If you ride a bike or run or or do just about anything outside AND you have a kid and a husband and a job and about 5 million other commitments, you have two options: grit your teeth and continue your activities in the dark or move it all indoors to the gym, with its access to cable and fake lights and machines.

Lately, I have been choosing the darker side of things, mainly because I can't seem to motivate myself to sit on my bike trainer and sweat buckets in front of Jersey Shore.  Even the rain seems better than that.

The dark is usually cool with me.  By nature, I am not a scaredy-cat.  I attribute this to several things: My mom was the antithesis of the freaking-out-OCD-Mom.  With four kids, being scared of everything just isn't sustainable.  I have many years of experience in the outdoors and I am a ski patroller, where one must be prepared for the possibility of something going wrong at any time.  Lastly, I am a middle school teacher.  One cannot freak out constantly and successfully teach middle school.  At least not anyone who wants to maintain any sense of sanity.

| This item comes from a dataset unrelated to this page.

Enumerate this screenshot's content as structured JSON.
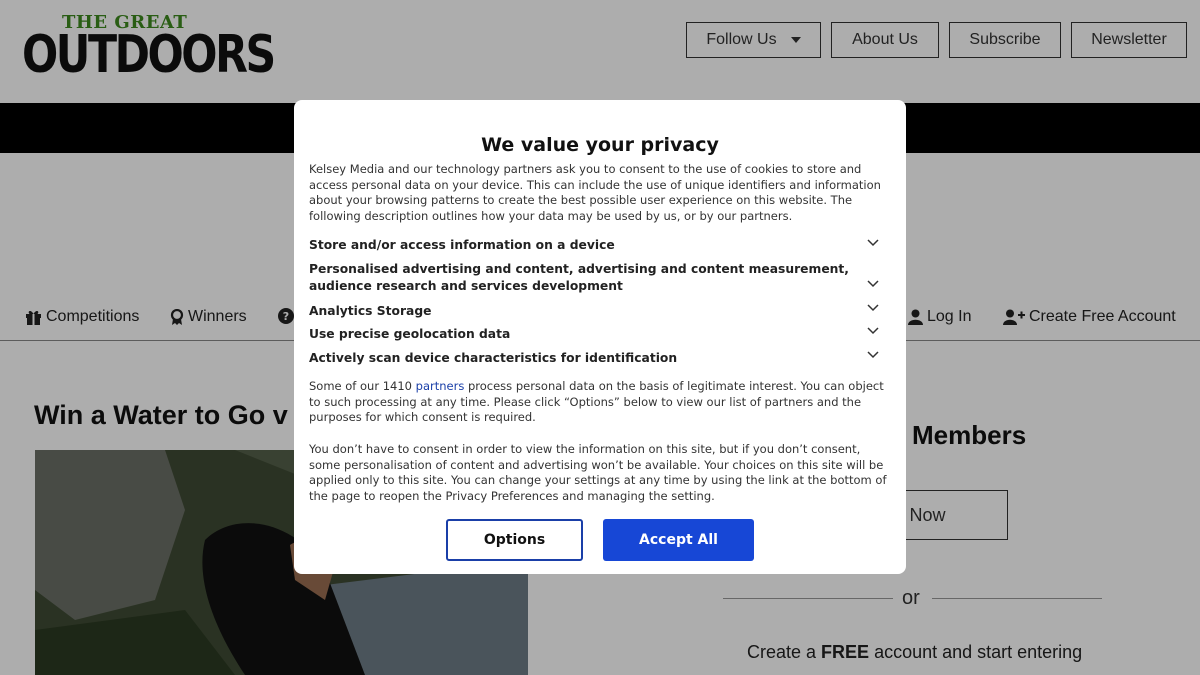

Some years ago, when I was training for half-ironman triathlons, I routinely did my long trail runs in Forest Park in the dark, protected only by my headlamp and my Labrador Retriever.  While it justifiably scared the bejeezus out of my husband (and yes, even my mom), I barely gave those nights on the trail a second thought.

Many years later, I feel the same way about my current forays in to the dripping, pitch-black forest on my cyclocross bike.  A good 99% of the time, I am more focused on getting home in time to make it to work or to make dinner than I am on safety.  Besides, what kind of deranged pervert would hang out in a sopping wet and cold forest to take down girls on cyclocross bikes?  That would be some kind of deranged pervert idiot and I am pretty sure I can outride one of those.

But tonight?  Tonight, as I climbed Saltzman, I let my mind wander and then it decided to play tricks.  Lots of tricks.  Within a minute, I imagined people jumping from behind every towering tree (and there are a lot of trees in Forest Park), wielding knives or machetes or worse.  I plotted my escape, which would involve a 180 degree turn back downhill and wondered if I could make the turn in time.  The gravel beneath my tires crunched and I was sure someone was on my tail.  I could barely breathe without doing a scan in to the forest with my headlight to make sure no one was there.

Stupid, I know.  But once your mind runs away, there's not much you can do to catch it, other than safely arriving at your own front door.

When I showed up at the intersection with Leif Erickson, I didn't think twice: I turned right.  Instead of continuing my hill climb, I chose the safe route- towards home (albeit 8 dark, obscure miles away).  And I didn't feel even a tiny bit bad about it.  I don't really think I have much intuition about these kinds of things, but I knew that if I kept going, I would be so afraid, my workout would suffer tremendously.

On the way home, I shook my first at the park.  Score one for the rainforest and zero for NoPoGirl.

But I cannot let it remain this way.  It might just be the right time to apply for my concealed handgun permit.

Which I think might scare the bejeezus out of Barkernews.  So maybe not.  Maybe I just need to suck it up and get out of my own head.